Because the camels were brought from Northern Africa, the Sudan and Oman for slaughter in Cairo and had been present for some number of weeks before sampling, it is not known where the camels may have acquired infection. Other studies of camels from Oman and the Canary Islands have also found evidence of antibodies to MERS-CoV in camels, suggesting this virus may generally be present in the camel population in Northern Africa and the Middle East and could serve as a potential reservoir for the occasional human infection.
Pilot whales with MRSA blame the sand
Hower S, et al. Clonally related methicillin-resistant Staphylococcus aureus isolated from short-finned pilot whales (Globicephala macrorhynchus), human volunteers, and a Bayfront Cetacean Rehabilitation Facility. Micro Ecol 2013 (epub ahead of print).
MRSA has complicated the care of non-human mammals, such as prized pigs, deer, circus elephants, and horses in critical care with PICC lines. This brief report describes a group of 26 short-finned pilot whales that were accidently beached in a mass stranding in the Florida keys. They were bused to a rehabilitation center for care, during which routine cultures, obtained for clinical purposes, including those obtained from a dead whale necropsy, yielded both MSSA and MRSA.

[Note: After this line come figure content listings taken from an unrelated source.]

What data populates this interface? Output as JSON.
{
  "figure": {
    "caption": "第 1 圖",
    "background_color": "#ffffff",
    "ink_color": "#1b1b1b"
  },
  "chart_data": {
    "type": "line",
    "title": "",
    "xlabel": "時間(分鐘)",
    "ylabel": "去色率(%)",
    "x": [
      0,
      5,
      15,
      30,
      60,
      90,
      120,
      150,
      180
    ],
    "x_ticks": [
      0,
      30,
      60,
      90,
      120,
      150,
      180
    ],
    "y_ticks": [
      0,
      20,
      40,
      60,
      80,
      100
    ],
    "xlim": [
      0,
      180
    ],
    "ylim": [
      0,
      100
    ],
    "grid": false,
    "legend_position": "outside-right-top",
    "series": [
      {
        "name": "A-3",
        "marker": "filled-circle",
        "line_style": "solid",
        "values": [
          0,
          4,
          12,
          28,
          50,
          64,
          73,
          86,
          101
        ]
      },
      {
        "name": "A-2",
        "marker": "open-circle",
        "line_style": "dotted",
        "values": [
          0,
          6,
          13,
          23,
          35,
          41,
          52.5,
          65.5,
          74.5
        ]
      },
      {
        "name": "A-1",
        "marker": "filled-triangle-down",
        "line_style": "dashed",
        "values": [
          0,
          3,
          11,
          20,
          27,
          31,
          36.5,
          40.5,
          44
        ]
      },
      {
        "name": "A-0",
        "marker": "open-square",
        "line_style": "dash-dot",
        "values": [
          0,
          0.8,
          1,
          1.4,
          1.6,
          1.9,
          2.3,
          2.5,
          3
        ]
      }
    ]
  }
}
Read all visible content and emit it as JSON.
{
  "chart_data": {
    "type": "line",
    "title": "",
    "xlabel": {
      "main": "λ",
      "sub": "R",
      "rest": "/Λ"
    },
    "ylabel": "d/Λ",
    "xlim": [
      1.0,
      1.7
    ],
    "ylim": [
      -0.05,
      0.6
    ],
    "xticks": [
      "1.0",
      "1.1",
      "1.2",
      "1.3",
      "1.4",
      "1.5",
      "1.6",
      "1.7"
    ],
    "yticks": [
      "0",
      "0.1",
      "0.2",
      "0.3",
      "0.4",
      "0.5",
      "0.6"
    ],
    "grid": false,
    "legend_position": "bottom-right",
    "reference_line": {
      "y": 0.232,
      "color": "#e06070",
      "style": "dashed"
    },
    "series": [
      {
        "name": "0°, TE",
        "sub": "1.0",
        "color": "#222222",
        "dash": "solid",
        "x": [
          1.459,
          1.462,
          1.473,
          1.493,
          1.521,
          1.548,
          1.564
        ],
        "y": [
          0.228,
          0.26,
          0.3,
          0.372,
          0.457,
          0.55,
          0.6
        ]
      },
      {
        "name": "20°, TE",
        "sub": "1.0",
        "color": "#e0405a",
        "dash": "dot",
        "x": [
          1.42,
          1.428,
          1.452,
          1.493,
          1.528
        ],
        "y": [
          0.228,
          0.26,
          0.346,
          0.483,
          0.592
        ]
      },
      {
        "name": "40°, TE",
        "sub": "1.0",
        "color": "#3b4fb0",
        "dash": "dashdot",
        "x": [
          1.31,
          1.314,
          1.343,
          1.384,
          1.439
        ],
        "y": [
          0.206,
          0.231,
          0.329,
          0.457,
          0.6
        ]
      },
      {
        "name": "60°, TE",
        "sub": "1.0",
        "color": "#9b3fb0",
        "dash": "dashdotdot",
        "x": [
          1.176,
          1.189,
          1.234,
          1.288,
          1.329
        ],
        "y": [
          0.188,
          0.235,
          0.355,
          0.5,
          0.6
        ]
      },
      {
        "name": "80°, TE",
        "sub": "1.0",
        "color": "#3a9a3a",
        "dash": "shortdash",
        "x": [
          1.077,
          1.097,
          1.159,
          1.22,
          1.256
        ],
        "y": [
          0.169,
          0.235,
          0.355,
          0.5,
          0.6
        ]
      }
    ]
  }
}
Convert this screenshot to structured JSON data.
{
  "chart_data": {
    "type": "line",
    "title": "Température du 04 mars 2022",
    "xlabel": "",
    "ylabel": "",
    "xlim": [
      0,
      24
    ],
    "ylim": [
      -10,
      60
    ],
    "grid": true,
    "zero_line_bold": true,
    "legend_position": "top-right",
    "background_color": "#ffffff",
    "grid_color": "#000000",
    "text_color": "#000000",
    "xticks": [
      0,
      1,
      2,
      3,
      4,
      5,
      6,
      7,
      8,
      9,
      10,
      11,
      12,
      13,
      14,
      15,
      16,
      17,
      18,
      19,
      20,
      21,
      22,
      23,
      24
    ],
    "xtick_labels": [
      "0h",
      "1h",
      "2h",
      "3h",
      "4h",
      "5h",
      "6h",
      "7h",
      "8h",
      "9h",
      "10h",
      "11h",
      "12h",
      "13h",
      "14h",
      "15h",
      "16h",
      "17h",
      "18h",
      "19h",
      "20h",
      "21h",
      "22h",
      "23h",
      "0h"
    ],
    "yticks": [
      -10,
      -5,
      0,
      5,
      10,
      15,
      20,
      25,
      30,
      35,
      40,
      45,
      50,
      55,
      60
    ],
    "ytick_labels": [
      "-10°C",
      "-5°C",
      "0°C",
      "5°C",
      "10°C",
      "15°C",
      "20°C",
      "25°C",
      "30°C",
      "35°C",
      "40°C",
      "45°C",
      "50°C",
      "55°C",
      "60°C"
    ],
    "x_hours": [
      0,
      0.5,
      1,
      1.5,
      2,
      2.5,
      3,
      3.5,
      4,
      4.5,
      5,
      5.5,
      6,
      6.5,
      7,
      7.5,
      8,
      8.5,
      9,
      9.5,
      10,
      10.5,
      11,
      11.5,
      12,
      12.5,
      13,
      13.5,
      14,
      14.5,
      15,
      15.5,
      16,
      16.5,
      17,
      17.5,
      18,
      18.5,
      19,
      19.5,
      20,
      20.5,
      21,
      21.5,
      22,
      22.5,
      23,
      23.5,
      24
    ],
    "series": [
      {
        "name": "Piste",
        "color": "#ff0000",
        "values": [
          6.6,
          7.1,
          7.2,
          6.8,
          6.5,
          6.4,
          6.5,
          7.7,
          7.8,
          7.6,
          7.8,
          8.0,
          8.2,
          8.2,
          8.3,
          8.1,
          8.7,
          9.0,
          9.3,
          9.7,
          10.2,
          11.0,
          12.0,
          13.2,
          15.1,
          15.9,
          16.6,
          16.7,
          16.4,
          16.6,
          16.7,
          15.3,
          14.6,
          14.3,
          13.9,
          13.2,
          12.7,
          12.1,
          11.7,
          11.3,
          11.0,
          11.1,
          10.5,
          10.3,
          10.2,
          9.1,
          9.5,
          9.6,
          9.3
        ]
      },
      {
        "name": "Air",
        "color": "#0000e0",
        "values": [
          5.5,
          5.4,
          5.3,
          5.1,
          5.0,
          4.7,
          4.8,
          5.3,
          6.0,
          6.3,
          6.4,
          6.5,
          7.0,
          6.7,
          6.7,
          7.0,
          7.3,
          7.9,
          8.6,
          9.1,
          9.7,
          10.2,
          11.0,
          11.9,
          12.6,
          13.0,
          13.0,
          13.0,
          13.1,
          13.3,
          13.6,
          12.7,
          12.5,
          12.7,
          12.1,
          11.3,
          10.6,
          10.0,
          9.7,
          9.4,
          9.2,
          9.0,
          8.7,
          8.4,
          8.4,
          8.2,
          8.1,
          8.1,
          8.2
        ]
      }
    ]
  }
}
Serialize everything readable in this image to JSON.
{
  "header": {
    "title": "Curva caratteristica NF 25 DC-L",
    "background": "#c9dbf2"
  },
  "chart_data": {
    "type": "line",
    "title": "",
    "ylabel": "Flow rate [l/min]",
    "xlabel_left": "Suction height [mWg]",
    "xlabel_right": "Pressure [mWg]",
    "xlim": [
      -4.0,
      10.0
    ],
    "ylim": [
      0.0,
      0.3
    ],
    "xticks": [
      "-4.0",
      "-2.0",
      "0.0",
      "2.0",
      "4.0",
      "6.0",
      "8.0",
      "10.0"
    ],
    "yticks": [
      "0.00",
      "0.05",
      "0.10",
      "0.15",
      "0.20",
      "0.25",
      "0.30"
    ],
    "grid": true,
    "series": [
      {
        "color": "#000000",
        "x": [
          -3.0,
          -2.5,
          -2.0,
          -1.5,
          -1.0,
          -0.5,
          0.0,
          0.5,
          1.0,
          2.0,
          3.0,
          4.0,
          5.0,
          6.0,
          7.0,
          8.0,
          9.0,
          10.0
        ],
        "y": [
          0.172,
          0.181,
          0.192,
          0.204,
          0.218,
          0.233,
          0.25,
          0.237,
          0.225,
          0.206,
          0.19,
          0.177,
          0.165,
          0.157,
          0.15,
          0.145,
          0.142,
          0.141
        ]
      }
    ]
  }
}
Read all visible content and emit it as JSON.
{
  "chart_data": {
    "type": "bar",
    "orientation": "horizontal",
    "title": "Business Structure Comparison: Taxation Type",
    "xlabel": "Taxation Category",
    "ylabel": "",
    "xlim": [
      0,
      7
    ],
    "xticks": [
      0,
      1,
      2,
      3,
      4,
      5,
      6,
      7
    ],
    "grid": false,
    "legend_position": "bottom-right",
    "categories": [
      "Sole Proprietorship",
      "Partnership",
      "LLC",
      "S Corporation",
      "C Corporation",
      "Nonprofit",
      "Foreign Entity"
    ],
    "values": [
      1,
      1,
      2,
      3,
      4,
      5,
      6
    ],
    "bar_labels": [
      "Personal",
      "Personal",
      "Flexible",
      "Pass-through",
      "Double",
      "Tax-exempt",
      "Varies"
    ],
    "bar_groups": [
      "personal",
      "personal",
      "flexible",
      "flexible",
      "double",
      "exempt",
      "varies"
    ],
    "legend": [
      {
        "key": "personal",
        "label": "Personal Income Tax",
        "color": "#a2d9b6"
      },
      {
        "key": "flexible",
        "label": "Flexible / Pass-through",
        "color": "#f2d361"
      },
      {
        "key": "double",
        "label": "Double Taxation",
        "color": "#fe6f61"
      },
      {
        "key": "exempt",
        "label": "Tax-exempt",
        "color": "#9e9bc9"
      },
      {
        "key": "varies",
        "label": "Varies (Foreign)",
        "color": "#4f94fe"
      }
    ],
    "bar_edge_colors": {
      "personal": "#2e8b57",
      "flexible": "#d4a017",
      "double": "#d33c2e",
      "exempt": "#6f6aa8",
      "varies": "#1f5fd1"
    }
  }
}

In order to determine whether there was a reservoir of infection at the facility, surveillance cultures were obtained from whales, staff, volunteers, multiple sites at the facility, the seawater, and the sand from nearby beaches. Samples were obtained at baseline, two weeks later, and 2 months after the whales had departed the facility. MSSA and MRSA were found at the facility when whales and volunteers were present and samples from the adjacent beach were positive all 3 times, including 2 months later. Molecular studies suggested the majority of the MRSA isolates were clonally related to USA300, although there were multiple other non-identical MSSA and MRSA identified from distinct sources. It appears that MSSA and MRSA may be present in the sandy beach environment either from shedding from animals or humans and which can serve as a reservoir for infection.